In your page, if you click on the "SSO Login" you send:

GET
SigAlg: http://www.w3.org/2000/09/xmldsig#rsa-sha1 SAMLRequest: jZJdT8IwFIb/ytL7bR0KjAZIUPwgQVgAvfDGnG1HqOna2dP58e8tQ6NeSLx9e57T90k7JKhULSaN2+kVPjdILnirlCbRHoxYY7UwQJKEhgpJuEKsJzdz0Ym4qK1xpjCK/UCOE0CE1kmjWTCbjthycTFfXs0WDwB9XuSYhgPe7YaneR/DwSBPQuD8BApM+71ByoI7tOTZEfOr/AKiBmeaHGjnI56kIU/CJN0kXHR7gnfvWTD1PlKDa6mdczWJOAYv+9SpO5GErYI8KkwVa1nW8b5/JyYyLMg+1c6kLqXeHrfKD0MkrjebLMyW6w0LJl+m50ZTU6Fdo32RBd6u5t9NSnyRewGlKNo12x1SW8Yn1sXKbKWOnqhm4+G+mWiF7fhfcIUOSnCw54fxT3x4ePGFt5hNM6Nk8R5cGluB+1syiZI2kWX42I6KRlONhXyUWHpXpczruUVwOGLONsiCeHy49ffXGn8A
RelayState: https://devinstalls.hughes.com/start/SingleSignOn.jsp
Signature: wrSmpBjK6FWMGfJSxd+Xfvvy0PC3LzsaB20LHPxQ356WAMEHAPbbm8a3u4AkJui+casgQcWqOLS/aL28BUwpkDu7SWTFYvpviPxZMxluYhsJdFANYv1sthtWnaJqutWv5JsyOzPWoqbJ4Az6xhSI8X1hfB3xviPsSateHRWCmwc= 

As you can see there is a Signature sent, so IdP is not configured properly.

[mandeep5299]

@pitbulk
I'll check with my IdP and come back to you if needed.

Thanks for your kind support.

[mandeep5299]

@pitbulk
thanks for your support. we are able to establish communication (IDP+SP) with signing enabled successfully.
Facing one issue, the validity of the metadata generated is just 1 day.
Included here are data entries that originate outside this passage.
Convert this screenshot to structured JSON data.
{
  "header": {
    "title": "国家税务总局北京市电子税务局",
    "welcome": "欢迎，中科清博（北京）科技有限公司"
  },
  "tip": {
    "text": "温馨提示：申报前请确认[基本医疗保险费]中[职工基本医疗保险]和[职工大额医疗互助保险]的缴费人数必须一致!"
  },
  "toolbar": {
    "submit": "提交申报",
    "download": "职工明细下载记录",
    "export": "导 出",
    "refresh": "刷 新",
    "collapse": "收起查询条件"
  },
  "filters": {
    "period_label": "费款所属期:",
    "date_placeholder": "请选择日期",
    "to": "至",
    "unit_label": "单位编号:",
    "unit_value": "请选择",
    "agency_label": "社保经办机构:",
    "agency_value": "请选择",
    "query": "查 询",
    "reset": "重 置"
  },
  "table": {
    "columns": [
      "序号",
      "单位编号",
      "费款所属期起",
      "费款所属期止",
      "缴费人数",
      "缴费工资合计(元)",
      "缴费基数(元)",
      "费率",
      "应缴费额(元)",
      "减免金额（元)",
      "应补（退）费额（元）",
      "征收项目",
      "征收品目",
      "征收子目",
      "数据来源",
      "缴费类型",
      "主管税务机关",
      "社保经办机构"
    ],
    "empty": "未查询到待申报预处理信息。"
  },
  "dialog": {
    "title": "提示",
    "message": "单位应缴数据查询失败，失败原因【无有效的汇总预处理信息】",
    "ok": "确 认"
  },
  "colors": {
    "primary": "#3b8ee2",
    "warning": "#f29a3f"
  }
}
Can we increase this & how?

FYR: (validUntil="2018-01-25T15:29:58Z)

<md:EntityDescriptor xmlns:md="urn:oasis:names:tc:SAML:2.0:metadata" ID="ONELOGIN_3fe0e667-1d50-444f-bcd5-95ba6dc3ba12" cacheDuration="PT604800S" entityID="https://devinstalls.hughes.com/start/metadata.jsp" validUntil="2018-01-25T15:29:58Z">

[pitbulk]

There are 2 aprameters to control the cacheDuration and ValidUntil
See the Metadata constructor

[mandeep5299]

@pitbulk
Is Java-SAML safe from this Vulnerability ( https://www.kb.cert.org/vuls/id/475445 ), however blog has not reported about 'java-saml' but still need confirmation from your end. Please confirm. Thanks.

[pitbulk]

@mandeep5299 if you have a new issue on java-saml you should create a new one instead of reply on other not related issue thread.

java-saml is not listed on that report because was not vulnerable.